Nexus dreaming of Solar still dead. Nexus having nightmares that he actually killed his family. He has nightmares that he's still under Dark Sun's control. He has nightmares that he never was saved from space. He has nightmares of Eclipse betraying and killing him, never having truly gone good. He has nightmares that the family kicks him out for not living up to their expectation, for not being good as moon.
Eclipse dreaming of Moon. Nightmares of Bloodmoon torturing him, of Moon hurting him, of Lunar killing him again. Nightmares of him betraying everyone, even though that's the last thing he wants to do. Nightmare of Earth hating him, of Solar an Nexus hating him.
They often have to comfort each other from these night terrors, holding them close as cooing to the and rocking them.
Solar panics and sobs when he wakes up from one, but refuses to talk about it. He shuts down once when calms down, and often gets up in the middle of the night after to mindlessly do work to get his mind off of it.
Nexus wakes up screaming and crying and often hallucinating. He ususally has to be restrained so he doesn't accidentally hurthimself.

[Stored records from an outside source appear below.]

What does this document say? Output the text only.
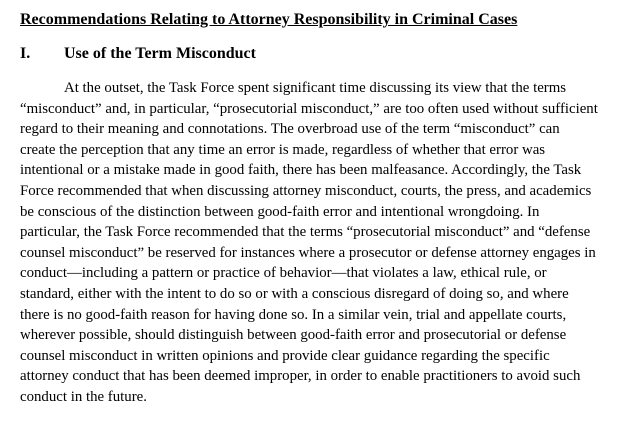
Recommendations Relating to Attorney Responsibility in Criminal Cases
I. Use of the Term Misconduct
At the outset, the Task Force spent significant time discussing its view that the terms
“misconduct” and, in particular, “prosecutorial misconduct,” are too often used without sufficient
regard to their meaning and connotations. The overbroad use of the term “misconduct” can
create the perception that any time an error is made, regardless of whether that error was
intentional or a mistake made in good faith, there has been malfeasance. Accordingly, the Task
Force recommended that when discussing attorney misconduct, courts, the press, and academics
be conscious of the distinction between good-faith error and intentional wrongdoing. In
particular, the Task Force recommended that the terms “prosecutorial misconduct” and “defense
counsel misconduct” be reserved for instances where a prosecutor or defense attorney engages in
conduct—including a pattern or practice of behavior—that violates a law, ethical rule, or
standard, either with the intent to do so or with a conscious disregard of doing so, and where
there is no good-faith reason for having done so. In a similar vein, trial and appellate courts,
wherever possible, should distinguish between good-faith error and prosecutorial or defense
counsel misconduct in written opinions and provide clear guidance regarding the specific
attorney conduct that has been deemed improper, in order to enable practitioners to avoid such
conduct in the future.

He always feels bad about it after, and just wants to cuddle and feel loved, reminding himself that his partners are here and they're real.
Eclipse wakes up in a cold sweat, quiet. Hell just sit there for awhile, before getting up to take a cold shower to clear his mind.
they all overwork themselves, Solar and Nexus eccpecially-
solar because he needs to feel useful. Also because working helps him not think, it helps him "relax", even if it stresses him out more.
Nexus because he'll get so caught up in what he's doing. He'll start working at like noon and he'll zone out and suddenly its midnight and Eclipse and Solar are coming down to drag him away from his lab. Or Sun, sometimes sun has to come after him.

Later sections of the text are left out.